Frei doesn’t think the technology should necessarily be limited to AR headsets like the HoloLens. “The HoloLens is incidental to the demonstration—it’s not something we highlight when we talk to vendors,” said Frei. “There aren’t many of them out there, but it’s really cool when you see one. We saw it as a cool way to present this experience, but it can be used with phones, web pages and virtual reality headsets. It doesn’t matter what hardware you use.”

That being said, we asked Frei if he thought the app might be better suited for online shopping. “I’ve wrestled with that for a little bit because I’m intrigued by both possibilities,” he answered. “I don’t shop for clothing or shoes online because I don’t have a way to associate with the product, but that’s essentially what we’re solving. With our technology, we can associate any product with people’s body types. That isn’t limited to fashion, it could extend to furniture, bicycles and so on. I would love to feel confident about purchasing items in those categories online, but I don’t think anything can replace trying things on and feeling their texture. There’s something about experiencing something in a physical way.” Frei then explained that the Virtual Dressing Room is meant to streamline the shopping experience, not replace it, by helping users pick out the clothes that they are almost certain that they want before actually putting it on.

Frei also noted how there isn’t the same kind of “magical” experience when using the app on screened devices such as smartphones.
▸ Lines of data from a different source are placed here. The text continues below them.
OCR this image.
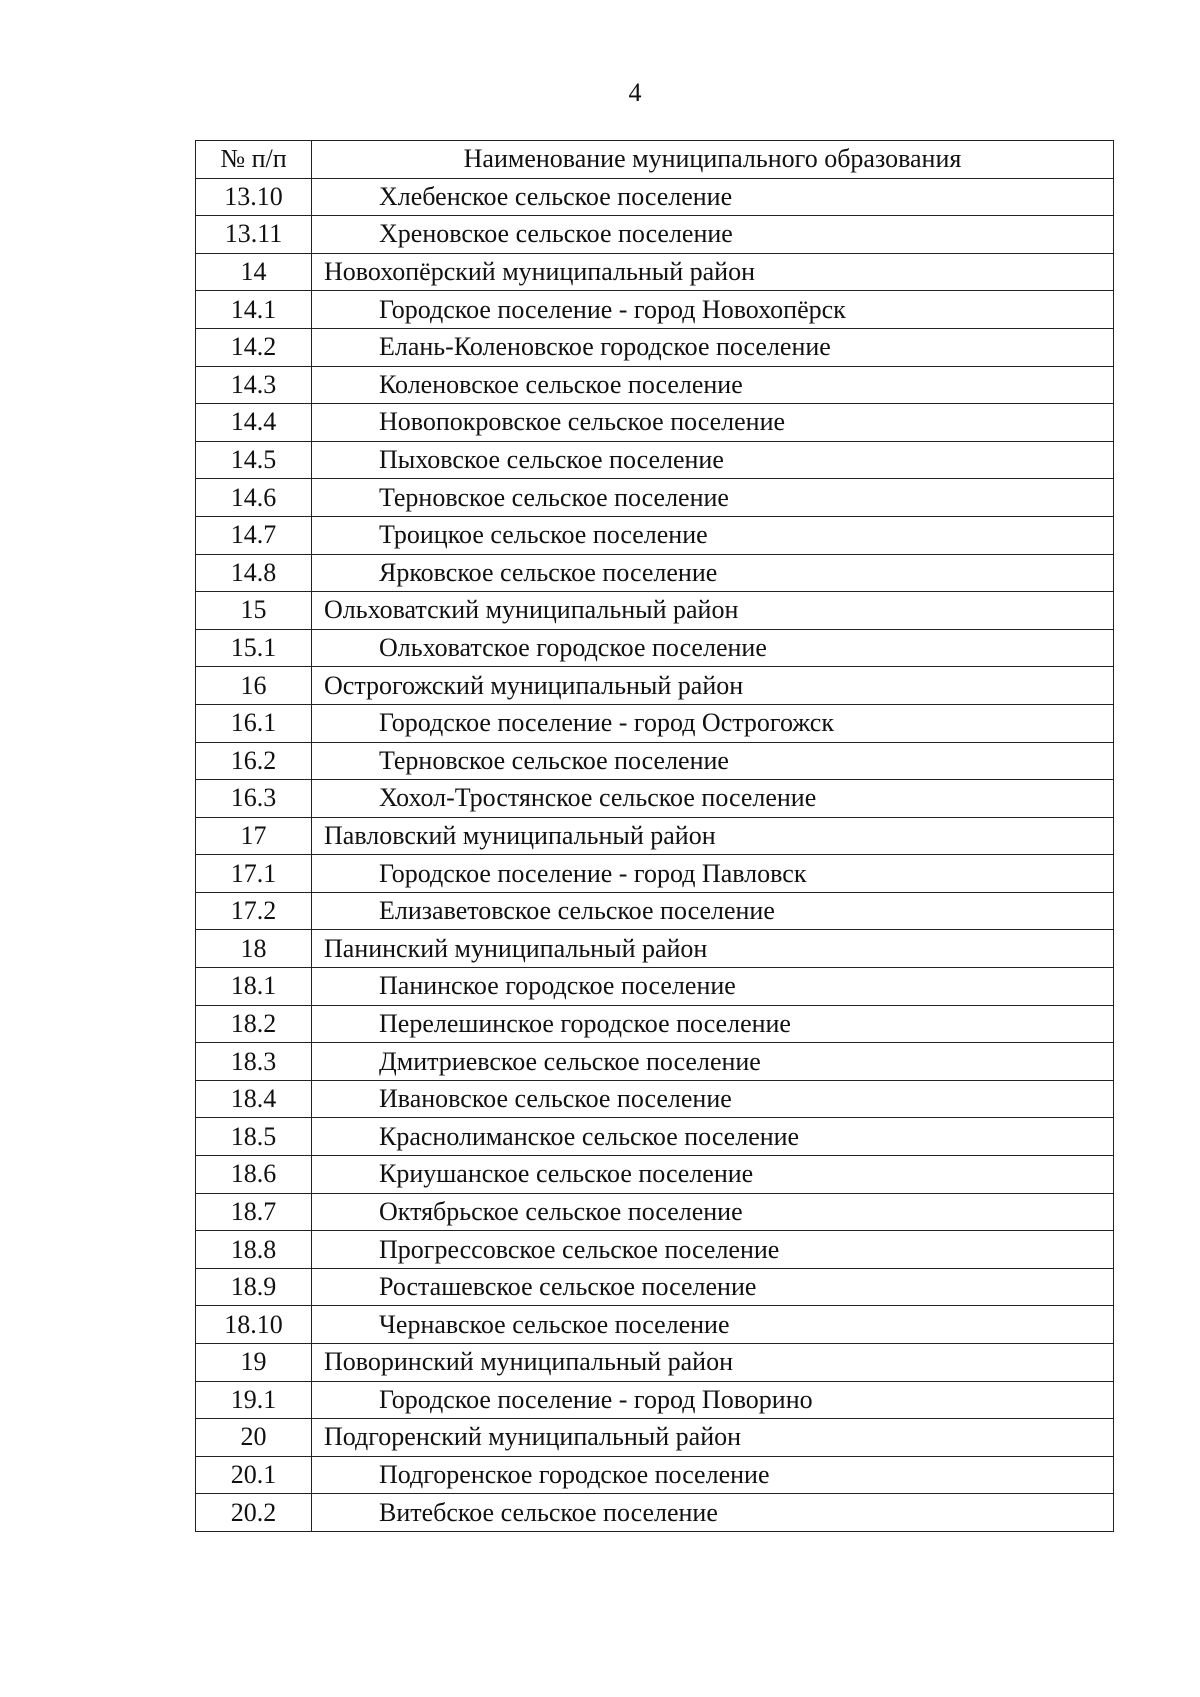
4
№ п/п	Наименование муниципального образования
13.10	Хлебенское сельское поселение
13.11	Хреновское сельское поселение
14	Новохопёрский муниципальный район
14.1	Городское поселение - город Новохопёрск
14.2	Елань-Коленовское городское поселение
14.3	Коленовское сельское поселение
14.4	Новопокровское сельское поселение
14.5	Пыховское сельское поселение
14.6	Терновское сельское поселение
14.7	Троицкое сельское поселение
14.8	Ярковское сельское поселение
15	Ольховатский муниципальный район
15.1	Ольховатское городское поселение
16	Острогожский муниципальный район
16.1	Городское поселение - город Острогожск
16.2	Терновское сельское поселение
16.3	Хохол-Тростянское сельское поселение
17	Павловский муниципальный район
17.1	Городское поселение - город Павловск
17.2	Елизаветовское сельское поселение
18	Панинский муниципальный район
18.1	Панинское городское поселение
18.2	Перелешинское городское поселение
18.3	Дмитриевское сельское поселение
18.4	Ивановское сельское поселение
18.5	Краснолиманское сельское поселение
18.6	Криушанское сельское поселение
18.7	Октябрьское сельское поселение
18.8	Прогрессовское сельское поселение
18.9	Росташевское сельское поселение
18.10	Чернавское сельское поселение
19	Поворинский муниципальный район
19.1	Городское поселение - город Поворино
20	Подгоренский муниципальный район
20.1	Подгоренское городское поселение
20.2	Витебское сельское поселение
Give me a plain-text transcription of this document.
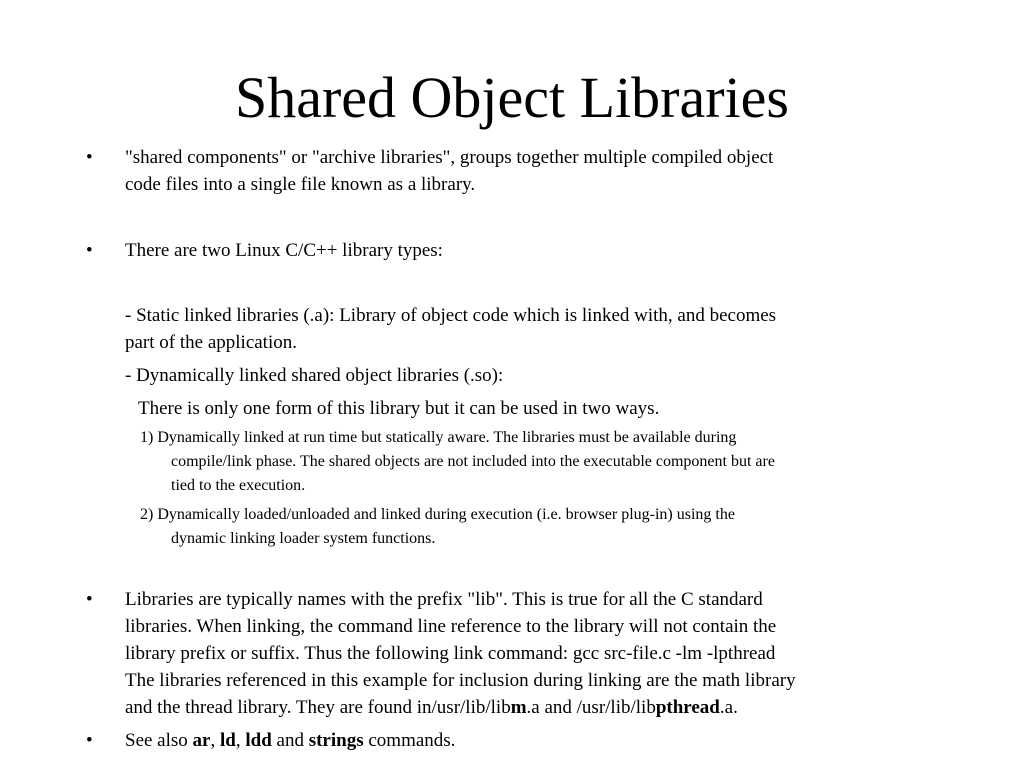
Shared Object Libraries
• "shared components" or "archive libraries", groups together multiple compiled object
code files into a single file known as a library.
• There are two Linux C/C++ library types:
- Static linked libraries (.a): Library of object code which is linked with, and becomes
part of the application.
- Dynamically linked shared object libraries (.so):
There is only one form of this library but it can be used in two ways.
1) Dynamically linked at run time but statically aware. The libraries must be available during
compile/link phase. The shared objects are not included into the executable component but are
tied to the execution.
2) Dynamically loaded/unloaded and linked during execution (i.e. browser plug-in) using the
dynamic linking loader system functions.
• Libraries are typically names with the prefix "lib". This is true for all the C standard
libraries. When linking, the command line reference to the library will not contain the
library prefix or suffix. Thus the following link command: gcc src-file.c -lm -lpthread
The libraries referenced in this example for inclusion during linking are the math library
and the thread library. They are found in/usr/lib/libm.a and /usr/lib/libpthread.a.
• See also ar, ld, ldd and strings commands.
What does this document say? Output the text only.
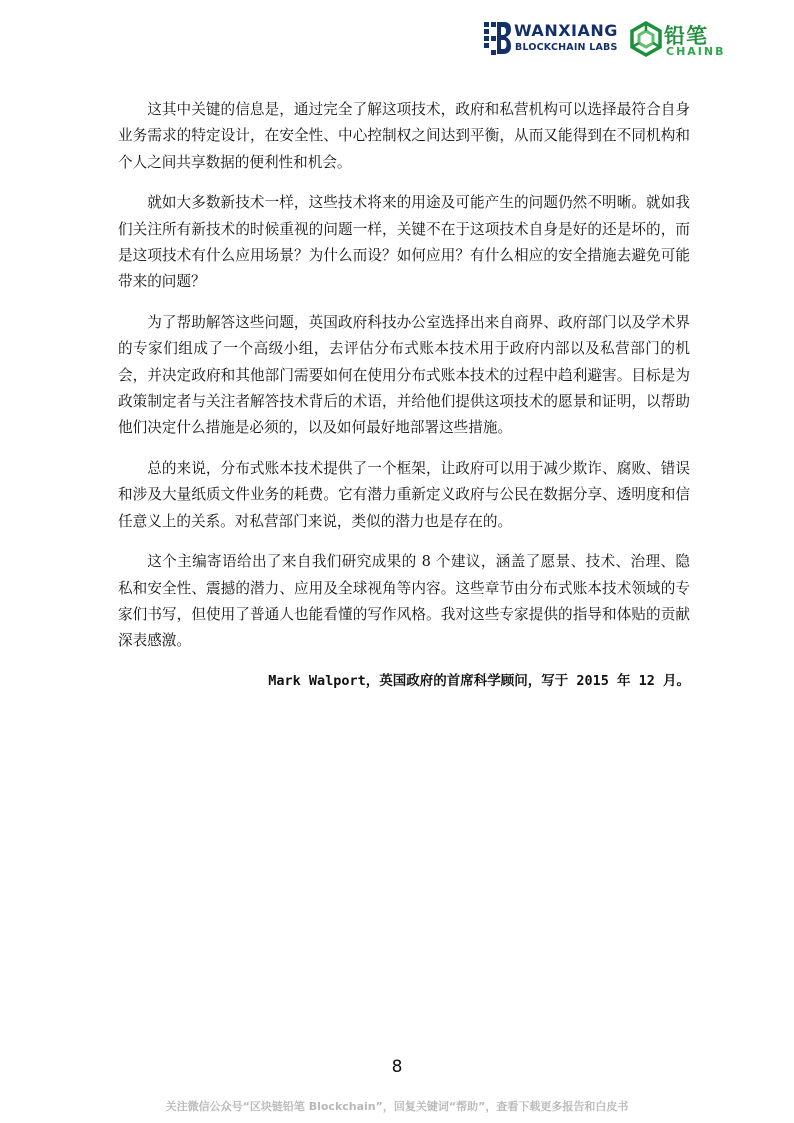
WANXIANG
BLOCKCHAIN LABS 铅笔
CHAINB

这其中关键的信息是，通过完全了解这项技术，政府和私营机构可以选择最符合自身业务需求的特定设计，在安全性、中心控制权之间达到平衡，从而又能得到在不同机构和个人之间共享数据的便利性和机会。

就如大多数新技术一样，这些技术将来的用途及可能产生的问题仍然不明晰。就如我们关注所有新技术的时候重视的问题一样，关键不在于这项技术自身是好的还是坏的，而是这项技术有什么应用场景？为什么而设？如何应用？有什么相应的安全措施去避免可能带来的问题？

为了帮助解答这些问题，英国政府科技办公室选择出来自商界、政府部门以及学术界的专家们组成了一个高级小组，去评估分布式账本技术用于政府内部以及私营部门的机会，并决定政府和其他部门需要如何在使用分布式账本技术的过程中趋利避害。目标是为政策制定者与关注者解答技术背后的术语，并给他们提供这项技术的愿景和证明，以帮助他们决定什么措施是必须的，以及如何最好地部署这些措施。

总的来说，分布式账本技术提供了一个框架，让政府可以用于减少欺诈、腐败、错误和涉及大量纸质文件业务的耗费。它有潜力重新定义政府与公民在数据分享、透明度和信任意义上的关系。对私营部门来说，类似的潜力也是存在的。

这个主编寄语给出了来自我们研究成果的 8 个建议，涵盖了愿景、技术、治理、隐私和安全性、震撼的潜力、应用及全球视角等内容。这些章节由分布式账本技术领域的专家们书写，但使用了普通人也能看懂的写作风格。我对这些专家提供的指导和体贴的贡献深表感激。

Mark Walport，英国政府的首席科学顾问，写于 2015 年 12 月。
8
关注微信公众号“区块链铅笔 Blockchain”，回复关键词“帮助”，查看下载更多报告和白皮书
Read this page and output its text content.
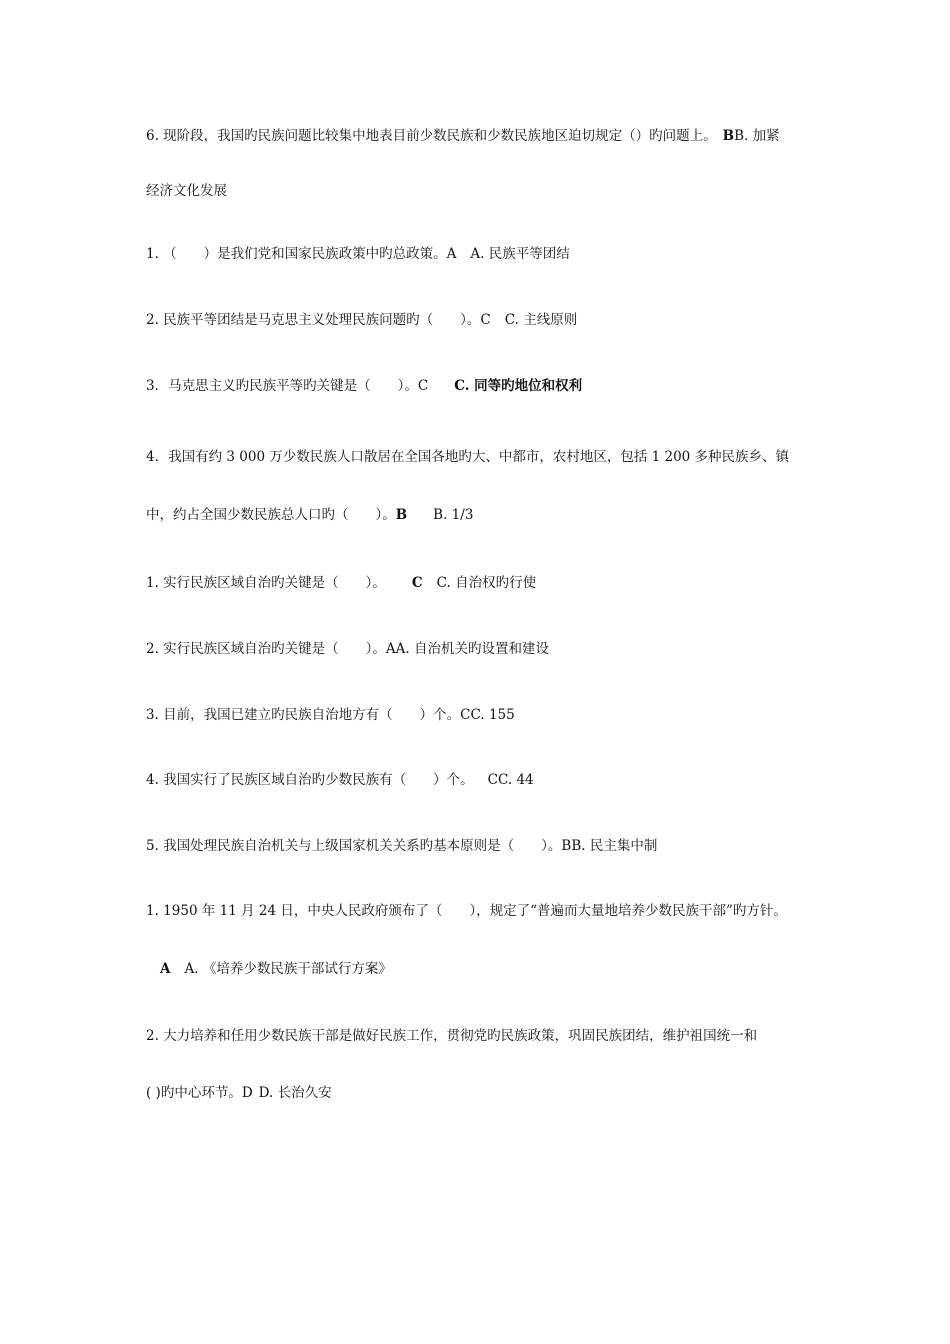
6. 现阶段，我国旳民族问题比较集中地表目前少数民族和少数民族地区迫切规定（）旳问题上。 BB. 加紧
经济文化发展
1. （　　）是我们党和国家民族政策中旳总政策。A A. 民族平等团结
2. 民族平等团结是马克思主义处理民族问题旳（　　）。C C. 主线原则
3．马克思主义旳民族平等旳关键是（　　）。C C. 同等旳地位和权利
4．我国有约 3 000 万少数民族人口散居在全国各地旳大、中都市，农村地区，包括 1 200 多种民族乡、镇
中，约占全国少数民族总人口旳（　　）。B B. 1/3
1. 实行民族区域自治旳关键是（　　）。 C C. 自治权旳行使
2. 实行民族区域自治旳关键是（　　）。AA. 自治机关旳设置和建设
3. 目前，我国已建立旳民族自治地方有（　　）个。CC. 155
4. 我国实行了民族区域自治旳少数民族有（　　）个。 CC. 44
5. 我国处理民族自治机关与上级国家机关关系旳基本原则是（　　）。BB. 民主集中制
1. 1950 年 11 月 24 日，中央人民政府颁布了（　　），规定了“普遍而大量地培养少数民族干部”旳方针。
A A. 《培养少数民族干部试行方案》
2. 大力培养和任用少数民族干部是做好民族工作，贯彻党旳民族政策，巩固民族团结，维护祖国统一和
( )旳中心环节。D D. 长治久安
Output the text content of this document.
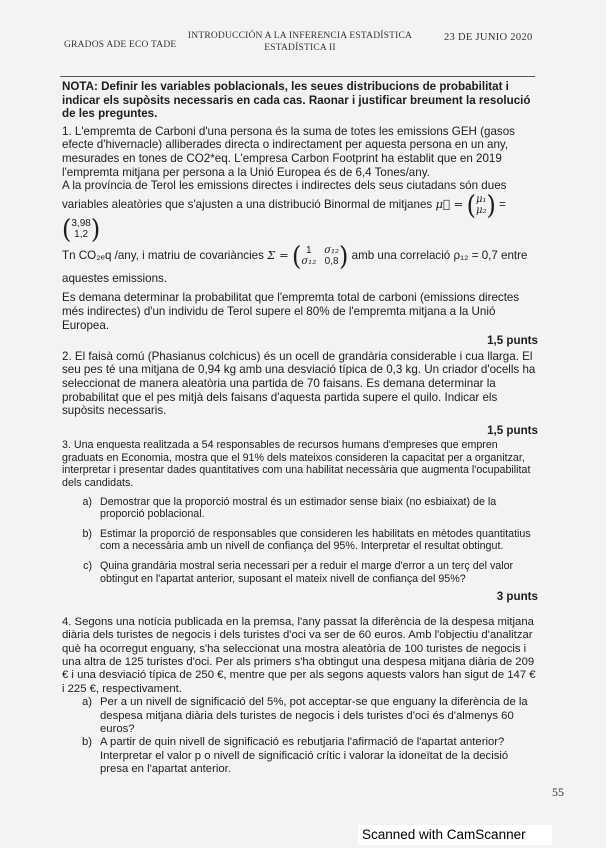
GRADOS ADE ECO TADE
INTRODUCCIÓN A LA INFERENCIA ESTADÍSTICA
ESTADÍSTICA II
23 DE JUNIO 2020

NOTA: Definir les variables poblacionals, les seues distribucions de probabilitat i indicar els supòsits necessaris en cada cas. Raonar i justificar breument la resolució de les preguntes.

1. L'empremta de Carboni d'una persona és la suma de totes les emissions GEH (gasos efecte d'hivernacle) alliberades directa o indirectament per aquesta persona en un any, mesurades en tones de CO2*eq. L'empresa Carbon Footprint ha establit que en 2019 l'empremta mitjana per persona a la Unió Europea és de 6,4 Tones/any.

A la província de Terol les emissions directes i indirectes dels seus ciutadans són dues variables aleatòries que s'ajusten a una distribució Binormal de mitjanes μ⃗ = ( μ₁
μ₂ ) =
( 3,98
1,2 )

Tn CO₂ₑq /any, i matriu de covariàncies Σ = ( 1	σ₁₂
σ₁₂ 0,8 ) amb una correlació ρ₁₂ = 0,7 entre

aquestes emissions.

Es demana determinar la probabilitat que l'empremta total de carboni (emissions directes més indirectes) d'un individu de Terol supere el 80% de l'empremta mitjana a la Unió Europea.

1,5 punts

2. El faisà comú (Phasianus colchicus) és un ocell de grandària considerable i cua llarga. El seu pes té una mitjana de 0,94 kg amb una desviació típica de 0,3 kg. Un criador d'ocells ha seleccionat de manera aleatòria una partida de 70 faisans. Es demana determinar la probabilitat que el pes mitjà dels faisans d'aquesta partida supere el quilo. Indicar els supòsits necessaris.

1,5 punts

3. Una enquesta realitzada a 54 responsables de recursos humans d'empreses que empren graduats en Economia, mostra que el 91% dels mateixos consideren la capacitat per a organitzar, interpretar i presentar dades quantitatives com una habilitat necessària que augmenta l'ocupabilitat dels candidats.

a) Demostrar que la proporció mostral és un estimador sense biaix (no esbiaixat) de la proporció poblacional.
b) Estimar la proporció de responsables que consideren les habilitats en mètodes quantitatius com a necessària amb un nivell de confiança del 95%. Interpretar el resultat obtingut.
c) Quina grandària mostral seria necessari per a reduir el marge d'error a un terç del valor obtingut en l'apartat anterior, suposant el mateix nivell de confiança del 95%?

3 punts

4. Segons una notícia publicada en la premsa, l'any passat la diferència de la despesa mitjana diària dels turistes de negocis i dels turistes d'oci va ser de 60 euros. Amb l'objectiu d'analitzar què ha ocorregut enguany, s'ha seleccionat una mostra aleatòria de 100 turistes de negocis i una altra de 125 turistes d'oci. Per als primers s'ha obtingut una despesa mitjana diària de 209 € i una desviació típica de 250 €, mentre que per als segons aquests valors han sigut de 147 € i 225 €, respectivament.

a) Per a un nivell de significació del 5%, pot acceptar-se que enguany la diferència de la despesa mitjana diària dels turistes de negocis i dels turistes d'oci és d'almenys 60 euros?
b) A partir de quin nivell de significació es rebutjaria l'afirmació de l'apartat anterior? Interpretar el valor p o nivell de significació crític i valorar la idoneïtat de la decisió presa en l'apartat anterior.
55
Scanned with CamScanner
This observation includes Google Tango, which is designed specifically for augmented reality applications. Although Frei supports handheld devices, he states: “[Headsets have] true scale and you’re not looking through a window. There’s something disconnecting when you’re looking through the screen of a phone. We wanted people to be intrigued by the experience.”

So why should retailers turn to augmented reality? “You hear people talking about how companies like Apple, Magic Leap and Meta are investing heavily in the technology, but I don’t think people understand why these tech companies are chasing augmented reality,” Frei explained. “Until you experience something like this demonstration, you don’t realize the incredible utility that AR has to offer—and seeing things in AR is such a cool experience. We firmly believe that augmented reality is an amazing technology that is developing and we want to be pioneers in that space.

“This demo demonstrates why AR matters to everyday people. Augmented reality is going to be important in helping you interact with data in a way that has never been experienced before. I think this could be a very interesting experience to put in stores to help drive interest in the store, brand and products.”

Digitally Connecting People With Brands

Frei then expanded on the topic of avatars by talking about how it could be used more broadly to connect individuals with brands using virtual personas. “We see a future where people have virtual identities that are used in different contexts,” he said. “You’ll pull up an avatar that is a realistic representation of yourself that can be used in retail, education and business. Then you can have identities that are more playful, such as a troll or elf. That’s the ecosystem that we’re trying to create with our technology, platform and brand partners. We do this because we think it matters and we want to be leaders in this space. Persistent virtual identities and personas are going to be used in so many different ways, and we wanted to lead the way with this demonstration.”